Além da ajuda do FMI, o governo argentino também apresentou
um pacote
de elevação de impostos (4 pesos extras sobre cada dólar de exportação primária
e 3 pesos adicionais sobre cada dólar das demais exportações) e de redução do número
de ministérios para tentar conter o déficit — e, com isso, em tese, não mais
ter de imprimir dinheiro para financiá-lo.
O
plano que nunca houve
Dito tudo isso, quem melhor resumiu as causas do
fracasso foi o economista argentino Roberto
Cachanosky:
Desde
o início do governo Macri, seus assessores lhe venderam a ideia de que não
haveria problemas em não se ter um plano econômico.

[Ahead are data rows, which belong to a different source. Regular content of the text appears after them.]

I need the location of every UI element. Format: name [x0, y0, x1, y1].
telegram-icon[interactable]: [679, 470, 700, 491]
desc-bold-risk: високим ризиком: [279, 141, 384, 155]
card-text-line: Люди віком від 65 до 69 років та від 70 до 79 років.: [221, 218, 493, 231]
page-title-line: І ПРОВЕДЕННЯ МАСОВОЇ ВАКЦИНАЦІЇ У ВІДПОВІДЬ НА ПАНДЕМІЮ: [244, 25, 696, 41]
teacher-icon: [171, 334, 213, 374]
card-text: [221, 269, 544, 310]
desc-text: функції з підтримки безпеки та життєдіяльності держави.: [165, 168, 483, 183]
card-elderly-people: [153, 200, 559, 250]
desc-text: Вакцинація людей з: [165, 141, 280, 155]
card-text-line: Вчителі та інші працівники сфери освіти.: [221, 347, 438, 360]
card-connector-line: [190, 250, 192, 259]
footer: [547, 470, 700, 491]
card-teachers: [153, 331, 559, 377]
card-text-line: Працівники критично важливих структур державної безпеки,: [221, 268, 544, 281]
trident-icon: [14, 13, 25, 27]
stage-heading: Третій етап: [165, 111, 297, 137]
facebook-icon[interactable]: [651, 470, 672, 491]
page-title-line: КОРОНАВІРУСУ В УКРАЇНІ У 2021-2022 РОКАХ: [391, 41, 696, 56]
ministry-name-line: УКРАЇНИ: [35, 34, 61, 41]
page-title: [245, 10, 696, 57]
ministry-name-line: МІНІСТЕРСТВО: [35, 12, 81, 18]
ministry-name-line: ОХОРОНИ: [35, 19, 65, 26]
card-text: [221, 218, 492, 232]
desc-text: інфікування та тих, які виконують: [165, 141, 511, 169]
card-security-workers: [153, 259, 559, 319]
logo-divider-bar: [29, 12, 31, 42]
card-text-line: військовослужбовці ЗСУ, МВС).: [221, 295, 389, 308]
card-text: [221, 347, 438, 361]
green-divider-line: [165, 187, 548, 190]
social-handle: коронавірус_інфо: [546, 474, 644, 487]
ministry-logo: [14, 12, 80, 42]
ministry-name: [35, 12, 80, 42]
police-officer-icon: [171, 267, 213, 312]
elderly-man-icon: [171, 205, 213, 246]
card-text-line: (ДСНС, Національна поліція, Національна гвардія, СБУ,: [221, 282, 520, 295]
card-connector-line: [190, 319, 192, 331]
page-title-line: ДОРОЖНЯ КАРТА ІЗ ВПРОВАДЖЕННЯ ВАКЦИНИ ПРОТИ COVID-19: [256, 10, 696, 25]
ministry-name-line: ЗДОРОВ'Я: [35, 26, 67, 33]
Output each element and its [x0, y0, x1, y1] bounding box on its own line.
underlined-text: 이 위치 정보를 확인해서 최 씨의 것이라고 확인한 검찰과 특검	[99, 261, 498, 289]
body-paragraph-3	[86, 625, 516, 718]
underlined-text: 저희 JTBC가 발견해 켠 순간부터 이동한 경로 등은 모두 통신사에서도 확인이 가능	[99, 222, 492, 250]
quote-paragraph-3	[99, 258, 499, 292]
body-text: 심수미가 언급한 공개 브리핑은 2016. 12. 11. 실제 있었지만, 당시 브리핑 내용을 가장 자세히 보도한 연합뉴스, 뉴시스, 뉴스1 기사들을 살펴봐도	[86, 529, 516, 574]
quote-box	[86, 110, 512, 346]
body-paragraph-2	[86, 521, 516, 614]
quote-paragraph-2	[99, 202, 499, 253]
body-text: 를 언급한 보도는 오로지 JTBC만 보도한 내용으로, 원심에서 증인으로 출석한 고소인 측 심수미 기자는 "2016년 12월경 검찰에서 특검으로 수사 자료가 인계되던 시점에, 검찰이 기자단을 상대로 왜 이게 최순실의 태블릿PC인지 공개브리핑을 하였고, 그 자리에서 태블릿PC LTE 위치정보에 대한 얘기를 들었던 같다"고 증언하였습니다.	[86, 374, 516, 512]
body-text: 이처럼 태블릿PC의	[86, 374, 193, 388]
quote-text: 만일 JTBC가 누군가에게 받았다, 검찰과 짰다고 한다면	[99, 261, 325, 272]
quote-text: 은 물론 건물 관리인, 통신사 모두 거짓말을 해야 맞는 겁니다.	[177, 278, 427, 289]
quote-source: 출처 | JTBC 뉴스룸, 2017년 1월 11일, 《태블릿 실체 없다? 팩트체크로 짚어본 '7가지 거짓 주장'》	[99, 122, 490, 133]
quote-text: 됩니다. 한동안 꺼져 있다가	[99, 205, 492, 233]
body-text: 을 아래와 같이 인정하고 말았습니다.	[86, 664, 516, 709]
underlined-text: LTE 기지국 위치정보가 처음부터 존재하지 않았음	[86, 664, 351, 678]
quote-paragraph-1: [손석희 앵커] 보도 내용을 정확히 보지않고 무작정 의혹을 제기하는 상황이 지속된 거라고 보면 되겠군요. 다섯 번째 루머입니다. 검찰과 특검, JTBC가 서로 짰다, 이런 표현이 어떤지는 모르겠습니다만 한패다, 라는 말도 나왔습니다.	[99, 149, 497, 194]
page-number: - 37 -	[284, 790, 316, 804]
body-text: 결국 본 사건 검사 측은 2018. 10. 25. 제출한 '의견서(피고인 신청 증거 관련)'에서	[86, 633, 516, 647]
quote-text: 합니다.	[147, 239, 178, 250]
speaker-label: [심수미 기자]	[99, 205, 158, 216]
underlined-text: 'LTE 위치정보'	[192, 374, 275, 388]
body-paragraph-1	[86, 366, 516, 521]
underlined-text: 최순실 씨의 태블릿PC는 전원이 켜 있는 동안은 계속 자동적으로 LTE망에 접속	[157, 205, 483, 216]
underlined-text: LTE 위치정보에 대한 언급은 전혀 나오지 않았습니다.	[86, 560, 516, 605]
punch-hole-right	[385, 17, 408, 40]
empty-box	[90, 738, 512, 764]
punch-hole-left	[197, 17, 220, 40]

O plano econômico era o
próprio Macri: isto é, bastava ele estar na Casa Rosada, com o kirchnerismo
fora do governo, que isso iria, magicamente, produzir uma chuva de
investimentos estrangeiros, os quais gerariam um mágico efeito de crescimento
econômico — apesar do monumental gasto público, da carga tributária
confiscatória e de toda a rígida e inflexível legislação trabalhista.
Todos
os sérios problemas estruturais que vinham se acumulando na economia argentina
desde décadas, e que foram levados a um extremo insólito pelo kirchnerismo,
magicamente seriam pulverizados pela simples presença de Macri. Esta era, no
fim, a verdadeira estratégia: a simples mudança de governo já bastaria para
fazer os investimentos dispararem, a economia crescer, as receitas tributárias
aumentarem e o déficit cair.
A
falta de um plano econômico consistente seria mais do que compensada pela
simples existência de Macri, a qual bastaria para mudar as expectativas e
alterar o rumo da economia sem a necessidade de grandes reformas estruturais.
De
concreto, o macrismo, no mínimo, subestimou a fenomenal crise herdada do
kirchnerismo. Um erro grosseiro tanto econômico quanto político.
Ao menos Macri teve a decência de, em seu último
discurso, reconhecer
que seu gradualismo foi uma medida errada e fracassada.